November 27, 2013 / 5:54 AM / 6 years ago

Yen, commodity currencies feel the heat in thin month-end trade

SYDNEY (Reuters) - The yen languished at fresh lows against the euro and dollar early in Asia on Thursday on track for one of its worst monthly performance this year, while sterling climbed on more evidence of a stronger economic recovery at home.

A U.S. dollar note (bottom) is pictured alongside other currencies including (L-R) the Australian Dollar, Singapore Dollar, Korean Won and China's Yuan in this picture illustration taken in Washington, October 14, 2010. REUTERS/Jason Reed

Commodity bloc currencies, grouping the Australian, New Zealand and Canadian dollars, also fell heavily against the greenback after investors latched onto U.S. data showing an improving jobs market and more cheerful consumers.

Traders said the overnight session was influenced by month-end book squaring ahead of the U.S. Thanksgiving holiday. U.S. financial markets will be shut on Thursday, followed by a half-session for the U.S. bond market on Friday.
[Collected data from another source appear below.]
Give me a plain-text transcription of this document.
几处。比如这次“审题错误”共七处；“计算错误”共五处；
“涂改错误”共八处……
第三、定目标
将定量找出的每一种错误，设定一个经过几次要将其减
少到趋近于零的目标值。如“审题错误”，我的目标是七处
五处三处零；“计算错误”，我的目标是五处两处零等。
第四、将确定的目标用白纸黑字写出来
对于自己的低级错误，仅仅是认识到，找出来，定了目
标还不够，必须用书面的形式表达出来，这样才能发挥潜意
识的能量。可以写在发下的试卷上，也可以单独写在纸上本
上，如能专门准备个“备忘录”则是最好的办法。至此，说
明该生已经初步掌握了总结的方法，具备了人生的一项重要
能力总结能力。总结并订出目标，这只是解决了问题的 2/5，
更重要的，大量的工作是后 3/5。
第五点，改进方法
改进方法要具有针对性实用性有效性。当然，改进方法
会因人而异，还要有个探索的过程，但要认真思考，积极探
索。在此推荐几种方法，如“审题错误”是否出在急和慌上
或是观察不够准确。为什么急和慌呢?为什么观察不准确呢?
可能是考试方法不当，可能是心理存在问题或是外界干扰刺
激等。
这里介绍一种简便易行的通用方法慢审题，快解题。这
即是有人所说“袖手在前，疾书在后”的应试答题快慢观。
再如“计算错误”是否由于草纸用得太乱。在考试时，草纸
The dollar popped above 102.00 yen for the first time since May 29, while the euro came within striking distance of 139.00 yen, reaching its highest since June 2009. The greenback last fetched 102.27 yen, while the euro bought 138.83. Immediate resistance for the euro is 139.26, the June 2009 peak.

So far this month, both the euro and dollar are up nearly 4 percent on the yen.

Investors have been using the yen as a funding currency for carry trades with the Bank of Japan committed to keeping ultra-loose monetary policy to shore up growth. Indeed, a sustained fall in the yen is exactly what the BOJ wants to boost exports.

On Wednesday, BOJ board member Sayuri Shirai said the BOJ should consider expanding monetary stimulus even further if economic and price growth sharply deviates from its projections.

Against the dollar, the euro traded at $1.3574, having slipped from a one-month high of $1.3613 as dollar bulls took heart after data showed the number of Americans filing new claims for unemployment aid unexpectedly fell last week.

A reading of U.S. consumer confidence rose but a separate survey showed continued weakness in business spending on capital goods, which suggested slower economic growth in the fourth quarter.

Analysts at BNP Paribas said the overall mix of numbers is not likely to be particularly comforting for the Fed and does not support expectations for an early tapering of Fed asset purchases.

“With the U.S. dollar trading at elevated levels versus the commodity bloc and yen and mid-range versus the euro and our position indicator suggesting the market is now long USD again, risk reward does not appear attractive for USD longs coming out of the holiday,” they wrote in a note to clients.

Sterling was a notable outperformer, rising to an 11-month high on the dollar after a report showed consumer and business spending was rising in the UK.

It hit $1.6331 and was last trading at $1.6285.

In contrast, the Australian dollar fell to a three-month low of $0.9065, the New Zealand dollar dipped to a 2-1/2 month trough of $0.8115, while the Canadian dollar plumbed a four-month low of C$1.0603 per U.S. dollar.

This shift is part of a great rotation in funds away from emerging market countries, and those leveraged to their demand for commodities, and toward the developed world.

For the Aussie dollar, an important quarterly reading on corporate investment due at 0030 GMT will be key to its immediate outlook. Markets are keen to see just how fast the mining boom is cooling, and whether other business sectors are stepping up to fill the gap.

Any disappointment there could see the Aussie back at 90 U.S. cents, paving the way for a retest of this year’s trough at $0.8848 set in August. It last traded at $0.9075.